To provide overall control of the process, the existing SCADA system in the main control room at New Cliffe Hill was extended to include the new crushing plant and tunnel systems. This system now integrates material from Old Cliffe Hill into the existing processing plant. A further extension to the SCADA system gives both production and maintenance managers real-time plant information at their desks.
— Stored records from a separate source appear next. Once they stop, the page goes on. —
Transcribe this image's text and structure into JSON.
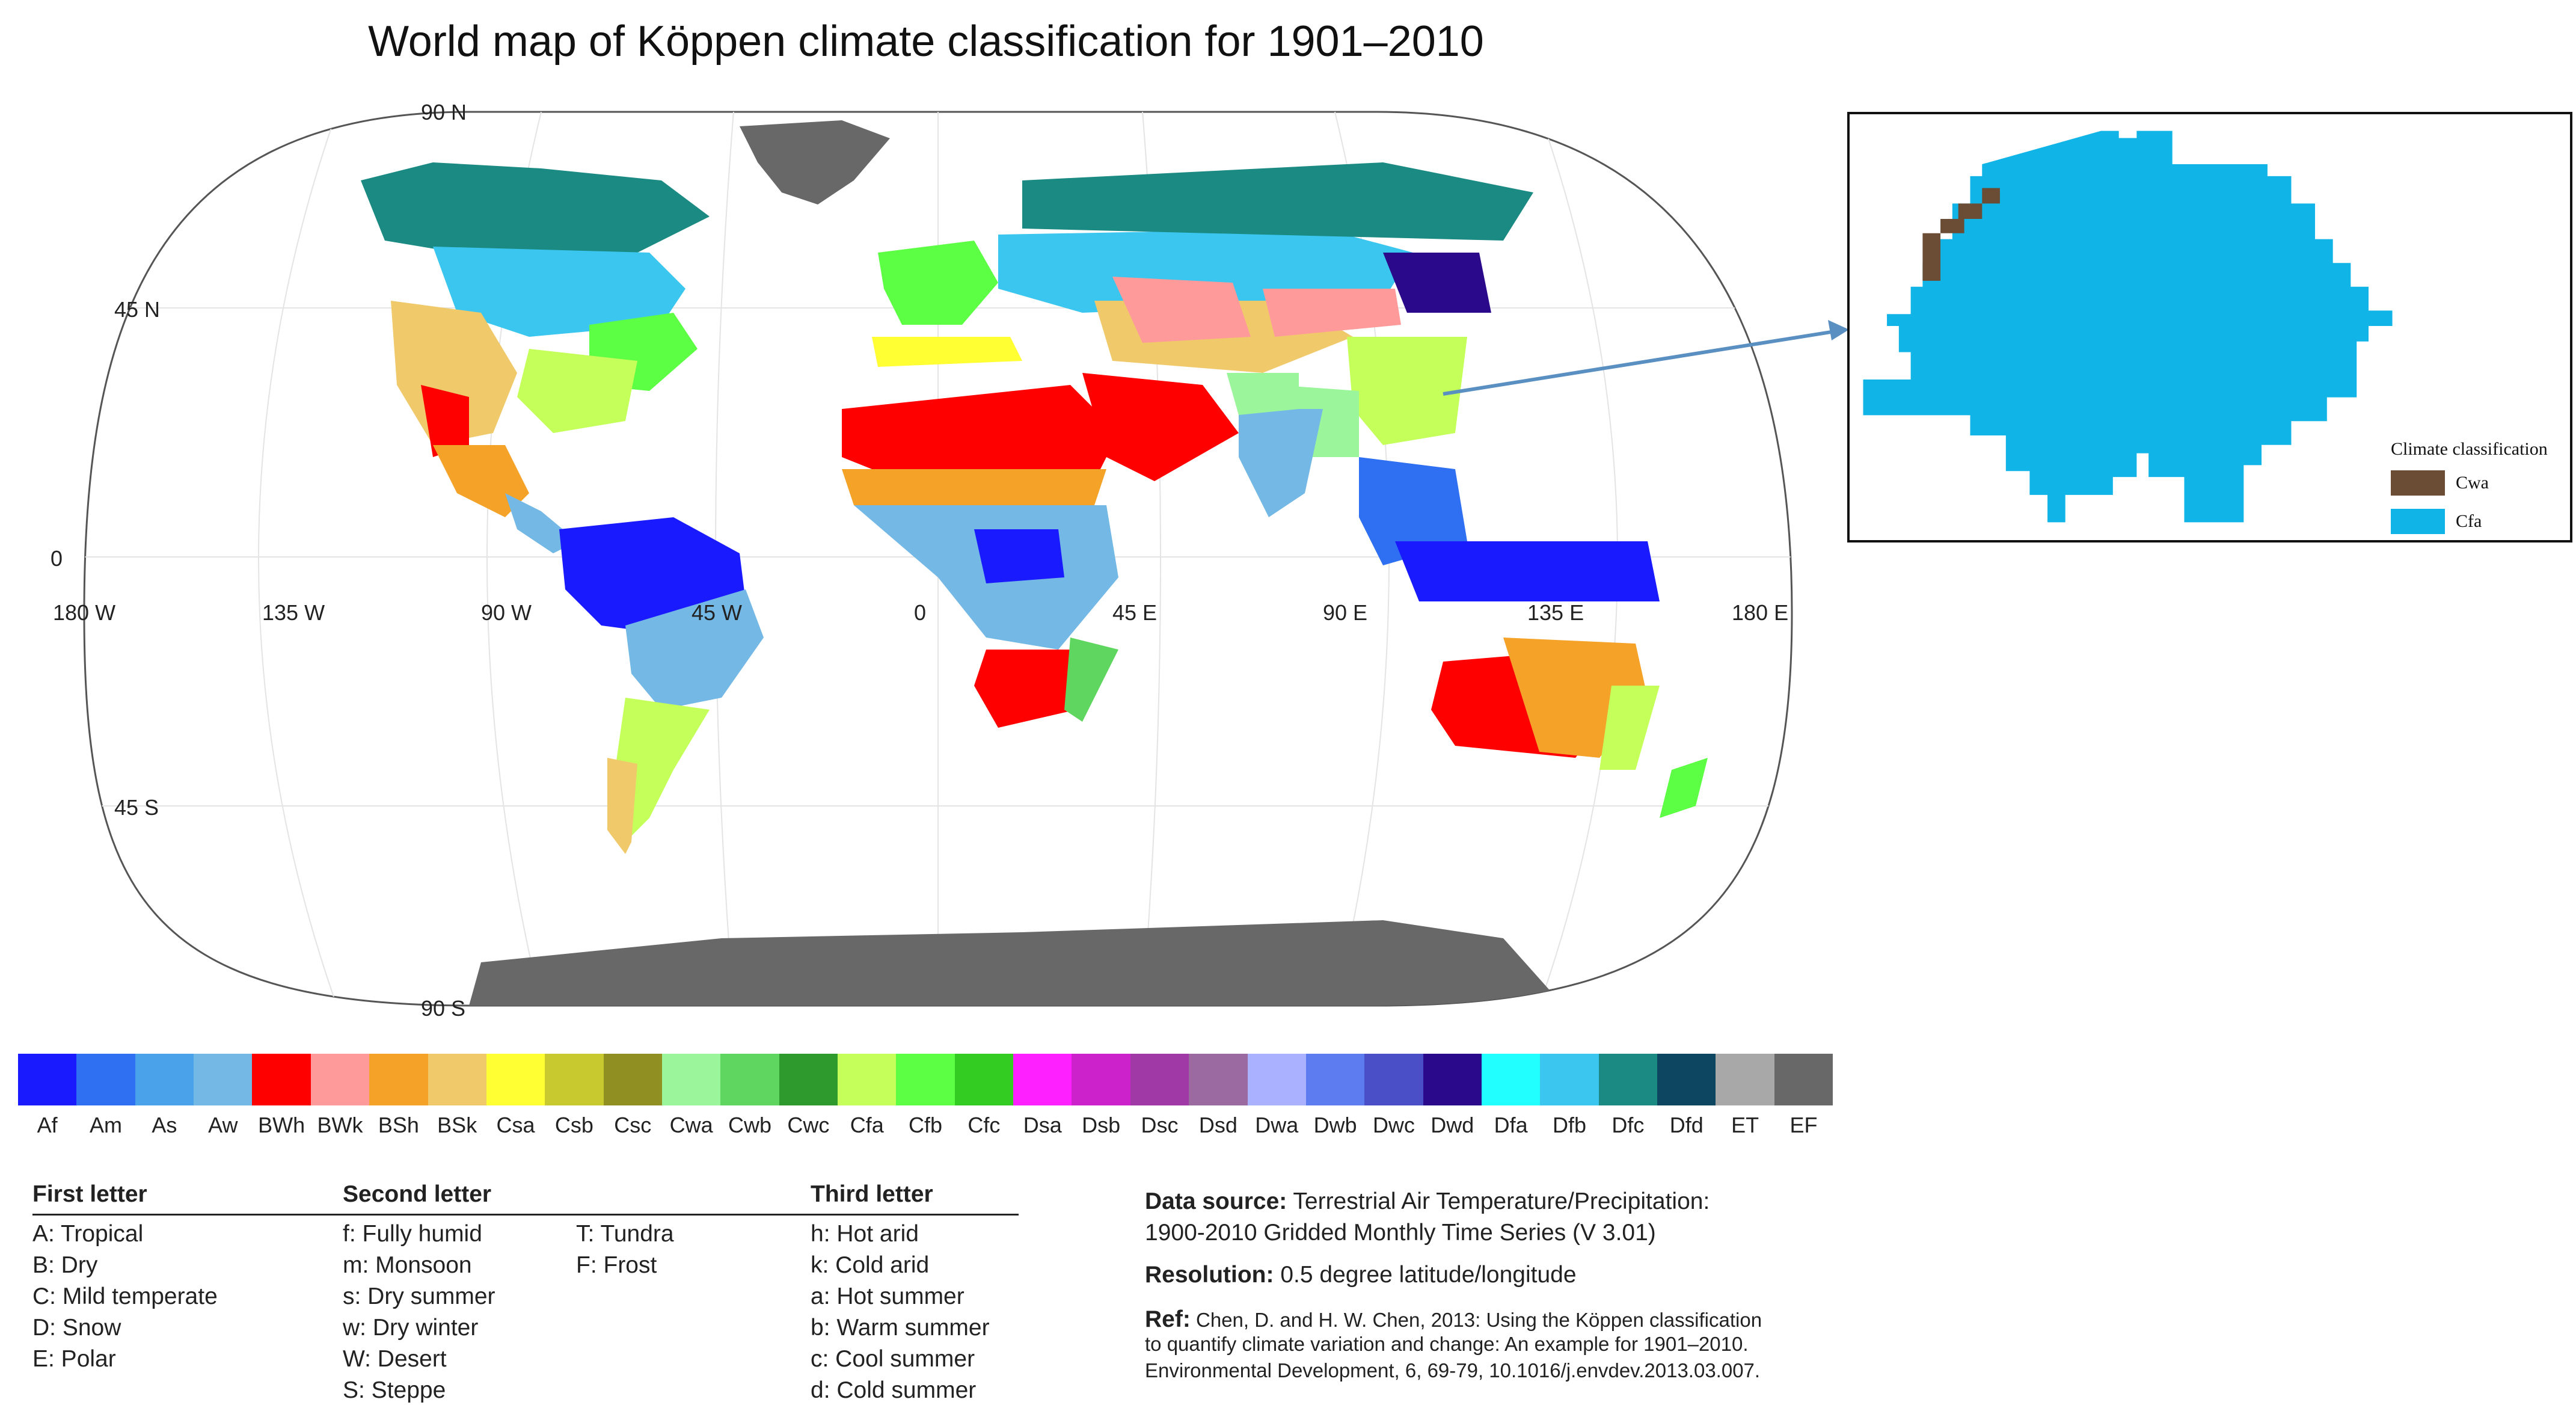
{
  "title": "World map of Köppen climate classification for 1901–2010",
  "map": {
    "latitude_labels": [
      "90 N",
      "45 N",
      "0",
      "45 S",
      "90 S"
    ],
    "longitude_labels": [
      "180 W",
      "135 W",
      "90 W",
      "45 W",
      "0",
      "45 E",
      "90 E",
      "135 E",
      "180 E"
    ]
  },
  "inset": {
    "legend_title": "Climate classification",
    "items": [
      {
        "code": "Cwa",
        "color": "#6b4c35"
      },
      {
        "code": "Cfa",
        "color": "#11b4e6"
      }
    ]
  },
  "classes": [
    {
      "code": "Af",
      "color": "#1a1aff"
    },
    {
      "code": "Am",
      "color": "#2f6ff2"
    },
    {
      "code": "As",
      "color": "#4aa2ea"
    },
    {
      "code": "Aw",
      "color": "#74b8e6"
    },
    {
      "code": "BWh",
      "color": "#ff0000"
    },
    {
      "code": "BWk",
      "color": "#ff9a9a"
    },
    {
      "code": "BSh",
      "color": "#f5a229"
    },
    {
      "code": "BSk",
      "color": "#f0c96a"
    },
    {
      "code": "Csa",
      "color": "#ffff33"
    },
    {
      "code": "Csb",
      "color": "#c8c92f"
    },
    {
      "code": "Csc",
      "color": "#8f8f22"
    },
    {
      "code": "Cwa",
      "color": "#9bf59b"
    },
    {
      "code": "Cwb",
      "color": "#5fd65f"
    },
    {
      "code": "Cwc",
      "color": "#2e9a2e"
    },
    {
      "code": "Cfa",
      "color": "#c4ff5a"
    },
    {
      "code": "Cfb",
      "color": "#5cff44"
    },
    {
      "code": "Cfc",
      "color": "#33cc22"
    },
    {
      "code": "Dsa",
      "color": "#ff20ff"
    },
    {
      "code": "Dsb",
      "color": "#cc22cc"
    },
    {
      "code": "Dsc",
      "color": "#a038a6"
    },
    {
      "code": "Dsd",
      "color": "#9a6aa0"
    },
    {
      "code": "Dwa",
      "color": "#aab2ff"
    },
    {
      "code": "Dwb",
      "color": "#5c7cf0"
    },
    {
      "code": "Dwc",
      "color": "#4a4fc8"
    },
    {
      "code": "Dwd",
      "color": "#2a0a8a"
    },
    {
      "code": "Dfa",
      "color": "#22ffff"
    },
    {
      "code": "Dfb",
      "color": "#3bc6f0"
    },
    {
      "code": "Dfc",
      "color": "#1a8a82"
    },
    {
      "code": "Dfd",
      "color": "#0c4660"
    },
    {
      "code": "ET",
      "color": "#a8a8a8"
    },
    {
      "code": "EF",
      "color": "#686868"
    }
  ],
  "legend": {
    "first_letter": {
      "heading": "First letter",
      "items": [
        "A:  Tropical",
        "B:  Dry",
        "C:  Mild temperate",
        "D:  Snow",
        "E:  Polar"
      ]
    },
    "second_letter": {
      "heading": "Second letter",
      "items_col1": [
        "f:   Fully humid",
        "m:  Monsoon",
        "s:   Dry summer",
        "w:  Dry winter",
        "W: Desert",
        "S:  Steppe"
      ],
      "items_col2": [
        "T:   Tundra",
        "F:   Frost"
      ]
    },
    "third_letter": {
      "heading": "Third letter",
      "items": [
        "h:   Hot arid",
        "k:   Cold arid",
        "a:   Hot summer",
        "b:   Warm summer",
        "c:   Cool summer",
        "d:   Cold summer"
      ]
    }
  },
  "source": {
    "data_label": "Data source:",
    "data_line1": "Terrestrial Air Temperature/Precipitation:",
    "data_line2": "1900-2010 Gridded Monthly Time Series (V 3.01)",
    "res_label": "Resolution:",
    "res_value": "0.5 degree latitude/longitude",
    "ref_label": "Ref:",
    "ref_line1": "Chen, D. and H. W. Chen, 2013: Using the Köppen classification",
    "ref_line2": "to quantify climate variation and change: An example for 1901–2010.",
    "ref_line3": "Environmental Development, 6, 69-79, 10.1016/j.envdev.2013.03.007."
  }
}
The entire electrical system was entrusted to Specialist Electrical Services Ltd, in a joint venture with Acorn Process Controls Ltd, who supplied the control system.
Earthmoving operations
The demanding logistical task of removing six million cubic metres of overburden from Old Cliffe Hill has been contracted out to Alfred McAlpine Asset Management on a cost-per-cubic-metre basis. Earlier this year the company were awarded a six-and-a-half-year contract to excavate the clay/marl material and transport it, via the tunnel, to the eastern end of New Cliffe Hill, where it is being used to backfill the void.
In addition to existing mobile plant used at the site, Alfred McAlpine purchased eight 50-tonne Bell B50 articulated dumptrucks (the largest trucks available that can safely fit through the tunnel), together with a Komatsu PC750 excavator and D155 dozer, specifically for this task. A total of 18 Alfred McAlpine operatives and one supervisor are employed on the overburden contract alone.
In addition to overburden removal duties, Alfred McAlpine Asset Management are also engaged in a separate seven-year load and haul contract at the site, utilizing a fleet of seven 60-tonne rigid dumptrucks. Operating on a cost-per-tonne basis, this phased contract currently involves loading and hauling blasted material at both sites, but by the end of 2005 operations will have switched entirely to Old Cliffe Hill as the retreat from New Cliffe Hill draws to a close. A further 13 staff are employed on this operation, with additional Alfred McAlpine maintenance staff permanently based on site.
Conclusion
After lying dormant since the late 1980s, Old Cliffe Hill quarry has now been brought back on stream to replace the almost exhausted reserves at New Cliffe Hill. In the coming months output from Old Cliffe Hill will be progressively ramped up as output from New Cliffe Hill winds down. In this way, Old Cliffe Hill will essentially become New Cliffe Hill, and vice versa, with employment at the site secured for the next 15–20 years.
Acknowledgement
The editor wishes to thank Midland Quarry Products Ltd for permission to visit the site and, in particular, Ian Conway, company engineering manager, for his help in preparing this report.